Data is unlikely to be constant (or stable) forever. For example, consumers change their spending habits and housing prices fluctuate over time. This is known as "concept drift" (Kelleher, Namee & D'Arcy, 2015). Thus, it is important to monitor the model performance in an on-going validation framework. Below are some common approaches to monitor changes in the underlying process:
  1. Monitoring changes in model performance metrics.
  2. Monitoring model output (target) distribution changes using stability index.
  3. Monitoring descriptive feature distribution changes.
  4. Conducting comparative experiments using control groups.
We shall not cover model monitoring topics in this tutorial.


  1. Using breast cancer data, build a DT model evaluated on precision and compute a confusion matrix.

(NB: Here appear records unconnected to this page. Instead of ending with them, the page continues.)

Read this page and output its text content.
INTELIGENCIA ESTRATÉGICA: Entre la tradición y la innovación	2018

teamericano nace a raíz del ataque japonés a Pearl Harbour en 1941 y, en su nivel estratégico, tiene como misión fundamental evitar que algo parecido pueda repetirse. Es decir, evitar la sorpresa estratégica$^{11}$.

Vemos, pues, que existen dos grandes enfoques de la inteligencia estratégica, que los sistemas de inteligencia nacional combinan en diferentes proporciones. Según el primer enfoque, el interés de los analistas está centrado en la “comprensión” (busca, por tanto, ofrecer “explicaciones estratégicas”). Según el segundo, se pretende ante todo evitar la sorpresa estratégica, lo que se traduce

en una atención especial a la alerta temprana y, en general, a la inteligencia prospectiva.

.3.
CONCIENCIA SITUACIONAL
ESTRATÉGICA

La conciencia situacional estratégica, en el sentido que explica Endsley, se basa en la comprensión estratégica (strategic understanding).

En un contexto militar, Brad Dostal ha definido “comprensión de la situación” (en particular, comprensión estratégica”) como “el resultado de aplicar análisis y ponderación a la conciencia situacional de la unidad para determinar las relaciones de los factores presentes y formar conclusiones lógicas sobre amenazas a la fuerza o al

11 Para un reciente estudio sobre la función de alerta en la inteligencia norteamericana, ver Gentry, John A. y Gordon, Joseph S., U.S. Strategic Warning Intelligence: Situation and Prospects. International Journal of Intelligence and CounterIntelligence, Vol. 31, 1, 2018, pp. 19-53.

  2. Using the DT model from the previous question, compute and visualize a ROC curve.
  3. Using the Boston housing data, build and evaluate three regressor models - KNN, DT and (Gaussian) Naive Bayes (NB) using MAE as the metric.


  • Scikit-learn: Machine Learning in Python, Pedregosa et al., JMLR 12, pp. 2825-2830, 2011.
  • Kelleher, John D., Brian Mac Namee, and Aoife D’Arcy. 2015. Fundamentals of Machine Learning for Predictive Data Analytics: Algorithms, Worked Examples, and Case Studies. MIT Press.